Middleton set to host Trout Unlimited national meeting

Madison — Hundreds of volunteer leaders from Trout Unlimited will gather in Middleton, Sept. 25-29, as Wisconsin hosts the conservation group’s annual national meeting.

Activities associated with the meeting include a report on TU’s work across the nation from TU president Chris Wood, TU’s National Women’s Summit, a tour of the four-state Driftless Area restoration projects, and, not surprisingly, trout-fishing opportunities.

The 150,000-member group has almost 400 chapters in 36 states. Its staff of 180 works across the country with volunteers and partners to preserve, protect, and restore cold-water resources.

With more than 5,000 TU members in 22 chapters, Wisconsin trout streams have benefited from the group’s activities for more than 40 years. TU volunteers restore watersheds, advocate for policies to protect water, and sensible fisheries policy, and educate people about these resources and the recreation they have to offer. With more than 13,000 miles of classified trout water and an increasing amount of public access, Wisconsin anglers are seeing the benefits of TU’s work.

Within a long cast of the Middleton Marriott Hotel lies Black Earth Creek, which has repeatedly been described as one of America’s Top 100 trout streams. Protected by generations of conservationists, the stream features solid populations of naturally reproducing trout, abundant public access, and years of habitat work by volunteers from TU and other groups and agencies.

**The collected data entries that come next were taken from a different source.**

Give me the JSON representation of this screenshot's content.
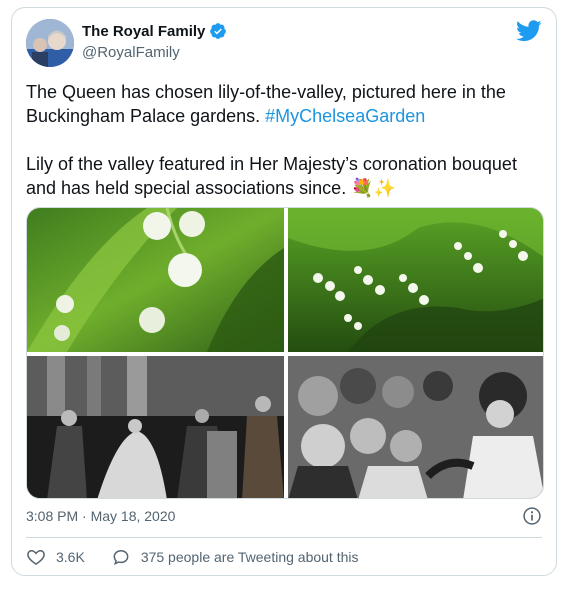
{
  "account": {
    "name": "The Royal Family",
    "handle": "@RoyalFamily",
    "verified_color": "#1d9bf0"
  },
  "tweet": {
    "line1_text": "The Queen has chosen lily-of-the-valley, pictured here in the Buckingham Palace gardens.",
    "hashtag": "#MyChelseaGarden",
    "line2_text": "Lily of the valley featured in Her Majesty’s coronation bouquet and has held special associations since.",
    "emoji": "💐✨"
  },
  "media": {
    "photos": [
      "photo-lily-closeup",
      "photo-lily-patch",
      "photo-coronation-bw",
      "photo-crowd-bw"
    ]
  },
  "meta": {
    "timestamp": "3:08 PM · May 18, 2020"
  },
  "actions": {
    "likes": "3.6K",
    "conversation": "375 people are Tweeting about this"
  },
  "colors": {
    "accent": "#1d9bf0",
    "hashtag": "#1b95e0",
    "muted": "#536471",
    "border": "#cfd9de"
  },
  "icons": [
    "twitter-bird-icon",
    "verified-badge-icon",
    "info-icon",
    "heart-icon",
    "chat-bubble-icon"
  ]
}
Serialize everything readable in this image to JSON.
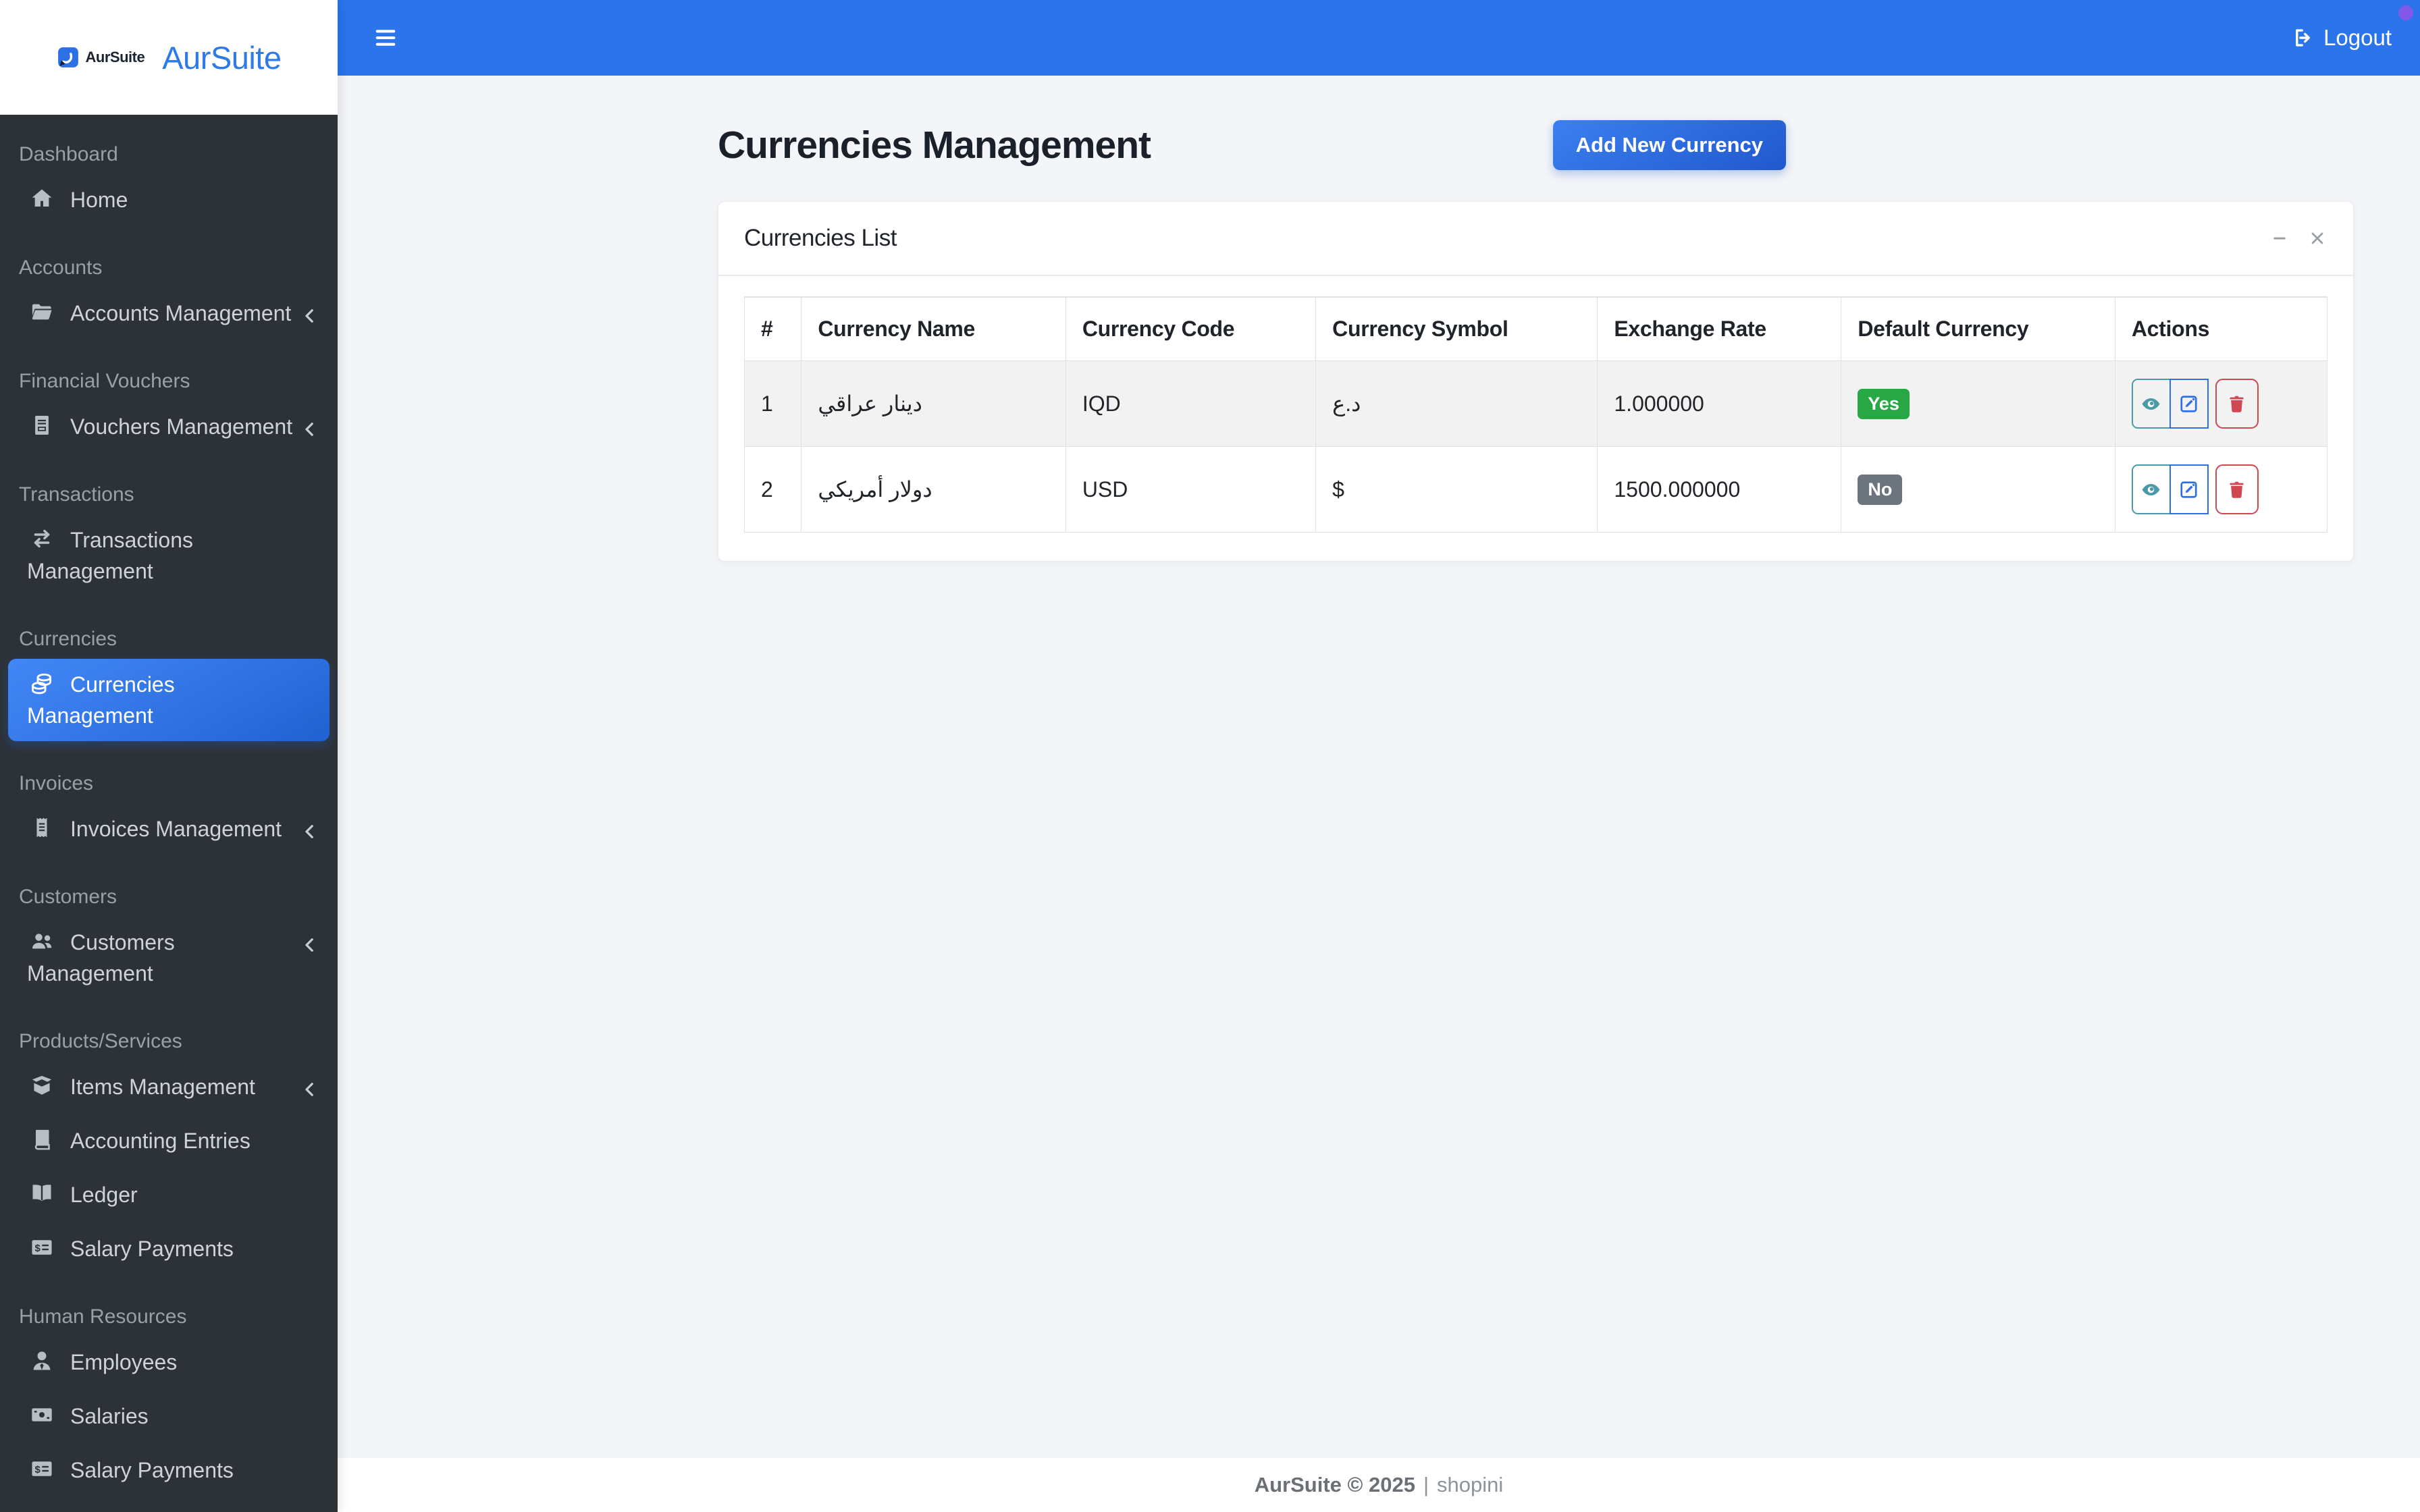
{
  "app": {
    "name": "AurSuite"
  },
  "topbar": {
    "logout_label": "Logout"
  },
  "sidebar": {
    "entries": [
      {
        "type": "section",
        "label": "Dashboard"
      },
      {
        "type": "item",
        "label": "Home",
        "icon": "home"
      },
      {
        "type": "section",
        "label": "Accounts"
      },
      {
        "type": "item",
        "label": "Accounts Management",
        "icon": "folder-open",
        "chevron": true
      },
      {
        "type": "section",
        "label": "Financial Vouchers"
      },
      {
        "type": "item",
        "label": "Vouchers Management",
        "icon": "file-invoice",
        "chevron": true
      },
      {
        "type": "section",
        "label": "Transactions"
      },
      {
        "type": "item",
        "label": "Transactions\nManagement",
        "icon": "exchange"
      },
      {
        "type": "section",
        "label": "Currencies"
      },
      {
        "type": "item",
        "label": "Currencies\nManagement",
        "icon": "coins",
        "active": true
      },
      {
        "type": "section",
        "label": "Invoices"
      },
      {
        "type": "item",
        "label": "Invoices Management",
        "icon": "receipt",
        "chevron": true
      },
      {
        "type": "section",
        "label": "Customers"
      },
      {
        "type": "item",
        "label": "Customers\nManagement",
        "icon": "users",
        "chevron": true
      },
      {
        "type": "section",
        "label": "Products/Services"
      },
      {
        "type": "item",
        "label": "Items Management",
        "icon": "box-open",
        "chevron": true
      },
      {
        "type": "item",
        "label": "Accounting Entries",
        "icon": "book"
      },
      {
        "type": "item",
        "label": "Ledger",
        "icon": "book-open"
      },
      {
        "type": "item",
        "label": "Salary Payments",
        "icon": "money-check"
      },
      {
        "type": "section",
        "label": "Human Resources"
      },
      {
        "type": "item",
        "label": "Employees",
        "icon": "user-tie"
      },
      {
        "type": "item",
        "label": "Salaries",
        "icon": "money-bill"
      },
      {
        "type": "item",
        "label": "Salary Payments",
        "icon": "money-check"
      }
    ]
  },
  "page": {
    "title": "Currencies Management",
    "add_button": "Add New Currency"
  },
  "card": {
    "title": "Currencies List"
  },
  "table": {
    "headers": [
      "#",
      "Currency Name",
      "Currency Code",
      "Currency Symbol",
      "Exchange Rate",
      "Default Currency",
      "Actions"
    ],
    "rows": [
      {
        "num": "1",
        "name": "دينار عراقي",
        "code": "IQD",
        "symbol": "د.ع",
        "rate": "1.000000",
        "default": "Yes"
      },
      {
        "num": "2",
        "name": "دولار أمريكي",
        "code": "USD",
        "symbol": "$",
        "rate": "1500.000000",
        "default": "No"
      }
    ],
    "actions": [
      "view",
      "edit",
      "delete"
    ]
  },
  "footer": {
    "brand": "AurSuite © 2025",
    "divider": "|",
    "site": "shopini"
  },
  "colors": {
    "topbar": "#2c74ec",
    "primary_gradient_start": "#3c80f0",
    "primary_gradient_end": "#2058ce",
    "sidebar_bg": "#2d3237",
    "success": "#28a745",
    "secondary": "#6c757d",
    "info": "#4a9aa7",
    "edit_blue": "#2e6fe8",
    "danger": "#cf4750",
    "content_bg": "#f3f5f8",
    "indicator_dot": "#8158e8"
  }
}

Black Earth Creek will be a featured site on the conservation tour, along with the Blue River/Big Spring in Grant County and Bear Creek in Iowa County. In all of those places, TU chapters have helped carry out large-scale watershed projects in recent years, in association with the Driftless Area Restoration Effort. 

Since its inception in 2004, DARE has worked to expand watershed restoration across the unglaciated region of southwest Wisconsin, southeast Minnesota, and northeast Iowa. Almost four dozen projects are planned this year across the region. This is TU’s largest regional watershed program in the nation. Dozens of TU chapters have become partners with landowners, state DNRs, federal conservation agencies such as the U.S. Fish and Wildlife Service and Natural Resources Conservation Service, county conservation departments, land trusts, colleges and schools, and private conservation groups.

Wood will give his annual State-of-TU presentation on Friday, Sept. 27, at the Middleton Marriott. The public is welcome to attend this session without charge. Wood became TU’s top executive in 2010, and is considered by many to be one of the nation’s leading conservation visionaries.

Wood came to TU in 2001 from the U.S. Forest Service, where he served as the senior policy and communications advisor to Forest Service chief Mike Dombeck. Since he arrived at TU, Wood has helped form partnerships to clean up abandoned mines, with companies such as Tiffany & Co., and has worked with various sportsmen’s groups to protect iconic landscapes, such as the Wyoming Range and Idaho’s backcountry roadless areas.

From its hundreds of local stream restoration projects to helping lead the way in dam removal to compelling Congress to strengthen the Clean Water Act and opposing the proposed Pebble Mine in Alaska’s rich Bristol Bay salmon fishery headwaters, TU has a 50-year track record of conservation achievements. One of its guiding principles has been that if we “first take care of the fish, then the fishing will take care of itself.”

Wood, a graduate of Middlebury College, lives with his wife Betsy and their three sons in Washington, D.C.

Wisconsin TU State Council chair Henry Koltz, of Milwaukee, is eager to show off Wisconsin’s trout resources, including those of the Driftless Area where the meeting will be held.

“TU, its volunteers, and its partners perform incredible work to improve and restore stream health and provide fishing access for the public in Wisconsin, and our state offers some of the best trout fishing in the nation,” Koltz said. We’re very excited to show off what we’ve accomplished.”

Jon Christiansen, chairman of TU’s National Board of Trustees and a resident of Mequon, said he was thrilled to have the national TU meeting in Wisconsin.

“Wisconsin has long been a leader in scientific trout management and stream restoration and we want TU members from the rest of the country to experience first hand the terrific fishing that Wisconsin has to offer,” Christiansen said.

Wisconsin TU has hosted the group’s annual meeting twice before. In 1972, Madison was the meeting site, and in the early 1980s, Oshkosh hosted the meeting at which the featured speaker was celebrity Arthur Godfrey.